The various principles cited above suggested to mankind dwellings of very different kinds and these primitive dwellings, in their turn, suggested a wide range of models to the art of architecture.

It should further be observed that, in every country, architecture takes on at the moment of its generation that essential form whose development subsequently produces such remarkably different results. Shapeless as this seed might seem, it already bears within it certain characteristics it will never subsequently lose and that can be discerned in its loftiest development. […]

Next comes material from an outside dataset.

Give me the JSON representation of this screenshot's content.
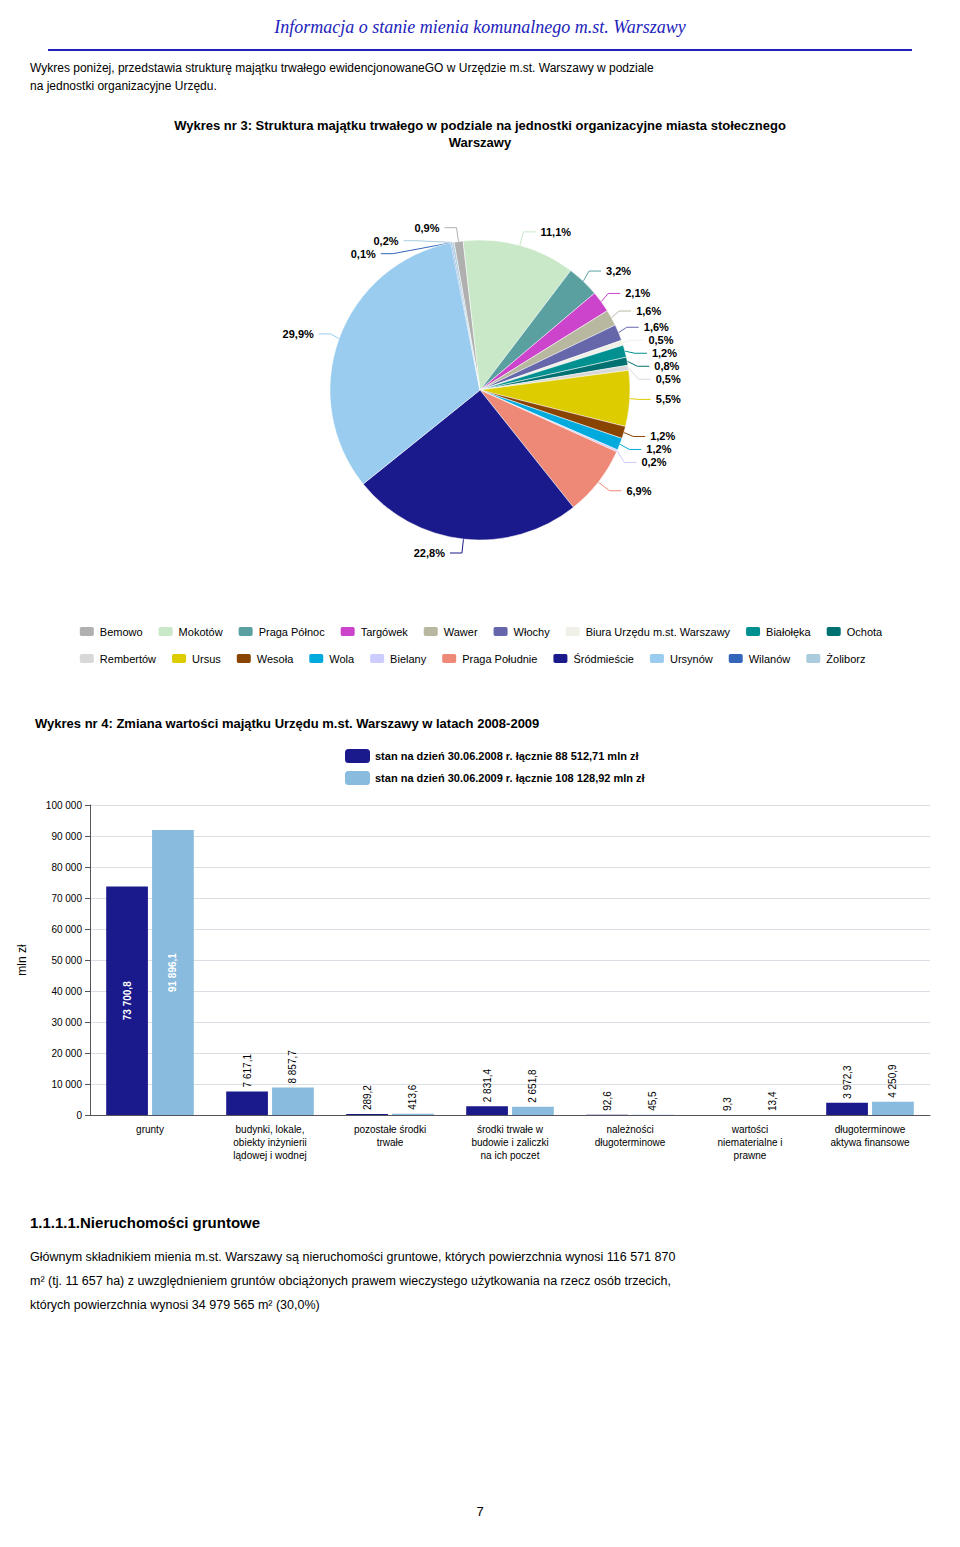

The knowledge of the state of Egyptian architecture that it is our task in this volume to impart and develop therefore requires that we distinguish certain of the essential causes that must have imprinted its character. From this form of discernment will arise our ability to establish a parallel between it and Greek architecture, which, uncovering the properties of each, will help to distinguish, among the resemblances that will be encountered, those that must be attributed to the general action of a universal principle from those that reveal the spirit of imitation or borrowing.

All buildings, in every architecture, have supports known as columns. But does this element of conformity between, for example, Chinese and Indian architecture prove that the one borrowed from the other? Before drawing this conclusion, we must examine the character, system and kind of their columns. And if we find that they are not only different but indeed contrasting in their forms, proportions and essential mode of being, we should conclude that completely different types presided over their formation. Imitation of tents is inscribed into every limb of Chinese architecture. Its curved roofs, its cut‐out effects,1 its narrow supports and coloured decorations together declare that their houses imitated the primitive dwelling of the former pastoral state – and this is consistent with the most reliable information that we have on the early lifestyle of the Chinese, who were, like all Tartars, nomads or tent‐peoples, that is, they camped with their flocks before they had towns.

The pavilion‐shaped roofs of China and the gabled roofs of Greece are, moreover, objects that have no relation other than the general one of covering and capping. The Greek gable or pediment belongs to a system of construction independent of any other. Like every other part and arrangement of this architectural tradition, it is connected to the principle of the wooden frame and to a faithful imitation of the wooden cabin, whose imprint has survived in so authentic a fashion in the productions of the highly developed art as to guarantee its originality.

In Egyptian architecture, too, a native principle must be acknowledged. And if, in all its buildings, both overall and in every detail, we find a perfect resemblance with the taste and nature of underground dwellings, it will be concluded, that, having an origin so very different to that of Greek architecture, it could not easily have communicated its tastes and principles to that tradition. It follows that Greek borrowings from Egypt can only have been of details and accessories alien to the constitution of its architecture.

It may also follow that the two traditions should be considered devoid of any generic mutual relationship, like two species distinct in their essential conformation. That the one should have preceded the other – even were this as clearly demonstrated as it is, in fact, difficult to show – would be an argument of little value in this field. The date of their birth is, indeed, of little importance if each was born of a different seed.